Micron Technology, Inc. Price and consensus

Micron Technology, Inc. Price and consensus

Micron Technology, Inc. price-consensus-chart | Quote from Micron Technology, Inc.

Let’s see how things turned out before this announcement.

Factors to consider

Micron’s business has weathered the crippling economic impact of the coronavirus pandemic. The stay-at-home situation spurred significant demand for chips from PC makers and data center operators, which is expected to drive Micron’s profits in the fiscal third quarter.

The global quarantine situation has fueled a significant demand for PCs and laptops, with the increase in the number of workers and students working and learning from home.

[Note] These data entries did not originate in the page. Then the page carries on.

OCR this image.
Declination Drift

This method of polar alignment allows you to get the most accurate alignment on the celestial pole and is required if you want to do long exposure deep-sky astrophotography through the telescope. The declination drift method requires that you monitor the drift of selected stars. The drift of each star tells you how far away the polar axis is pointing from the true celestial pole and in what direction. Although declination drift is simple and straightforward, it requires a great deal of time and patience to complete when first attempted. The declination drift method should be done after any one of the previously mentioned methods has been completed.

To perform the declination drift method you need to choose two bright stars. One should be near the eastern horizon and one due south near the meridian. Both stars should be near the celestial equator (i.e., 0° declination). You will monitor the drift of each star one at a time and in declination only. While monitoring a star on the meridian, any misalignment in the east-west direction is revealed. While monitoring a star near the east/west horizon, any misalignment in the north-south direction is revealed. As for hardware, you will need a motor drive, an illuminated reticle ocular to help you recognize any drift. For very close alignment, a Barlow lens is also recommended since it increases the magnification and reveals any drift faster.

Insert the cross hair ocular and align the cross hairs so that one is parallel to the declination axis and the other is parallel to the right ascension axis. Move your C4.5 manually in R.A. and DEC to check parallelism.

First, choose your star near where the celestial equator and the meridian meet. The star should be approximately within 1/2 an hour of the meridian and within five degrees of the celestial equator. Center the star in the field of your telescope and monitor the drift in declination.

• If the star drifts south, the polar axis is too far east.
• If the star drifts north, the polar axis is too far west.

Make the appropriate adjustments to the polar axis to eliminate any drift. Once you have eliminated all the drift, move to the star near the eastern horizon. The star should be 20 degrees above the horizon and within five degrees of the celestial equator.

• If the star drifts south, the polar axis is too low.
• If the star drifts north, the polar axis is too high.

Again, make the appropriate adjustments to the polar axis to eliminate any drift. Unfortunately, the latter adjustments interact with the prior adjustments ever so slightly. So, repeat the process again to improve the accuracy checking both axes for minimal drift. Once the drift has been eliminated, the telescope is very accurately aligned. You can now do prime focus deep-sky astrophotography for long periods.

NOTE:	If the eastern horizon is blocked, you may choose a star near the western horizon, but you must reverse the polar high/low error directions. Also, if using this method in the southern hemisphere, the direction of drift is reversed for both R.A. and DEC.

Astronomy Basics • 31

The need to work and learn from home has also fueled the demand for cloud storage. In addition, lockdowns have increased the use of online and e-commerce services globally, forcing data center operators to upgrade their capacities to meet the rising demand for cloud services. All of these factors likely helped Micron’s sales in the quarter under review.

A sharp increase in DRAM bit shipments for the cloud, graphics, PC & laptop, 5G and automotive markets is expected to have been positive in the reportable quarter.

Still, a higher mix of low margin NAND, coupled with low memory prices and minimal drop in manufacturing costs, is likely to have squeezed margins.

Additionally, Micron’s heavy reliance on China is a hindrance due to the ongoing trade dispute between the United States and China. Restrictions on exports to Huawei are expected to have hurt the memory chipmaker’s revenue growth.

Additionally, higher prequalification and labor costs likely negatively impacted Micron’s bottom line in the third quarter. During the second quarter of fiscal year conference call, the company indicated that it continues to forecast increased operating expenses in the second half of fiscal 2021 due to higher prequalification fees and labor.

Notably, on his fiscal first quarter conference call as well, Micron said he expected a surge in operating expenses in the second half of fiscal 2021. quarter should trigger that spending hike.

During the earnings conference call, Micron also said it intends to incur additional prequalification-related expenses in the second half of the fiscal year, which will further inflate expenses for the financial year. ‘exploitation. As a result, Micron expects operating expenses to increase by approximately 10% in the third fiscal quarter.

What our model says

Our proven model predicts increased profits for Micron this season. The combination of a positive earnings ESP and a Zacks # 1 (strong buy), 2 (buy) or 3 (hold) rank increases the odds of beating the winnings. You can discover the best stocks to buy or sell, before they are flagged, with our ESP Earnings Filter.

Micron currently has a Zacks rank of 2 and has a revenue ESP of + 6.83%.

Actions with favorable combinations

Here are a few companies that according to our model have the right mix of elements to post profit beats in their next releases:

Bed Bath & Beyond Inc. BBBY has an Income ESP of + 52.38% and currently carries a Zacks Rank of 2. You can see The full list of today’s Zacks # 1 Rank stocks here.

JPMorgan Chase & Co. JPM has a revenue ESP of + 4.89% and currently holds a Zacks rank of 3.

Wells Fargo & Company WFC has an ESP on earnings of + 1.17% and is currently ranked 3rd among Zacks.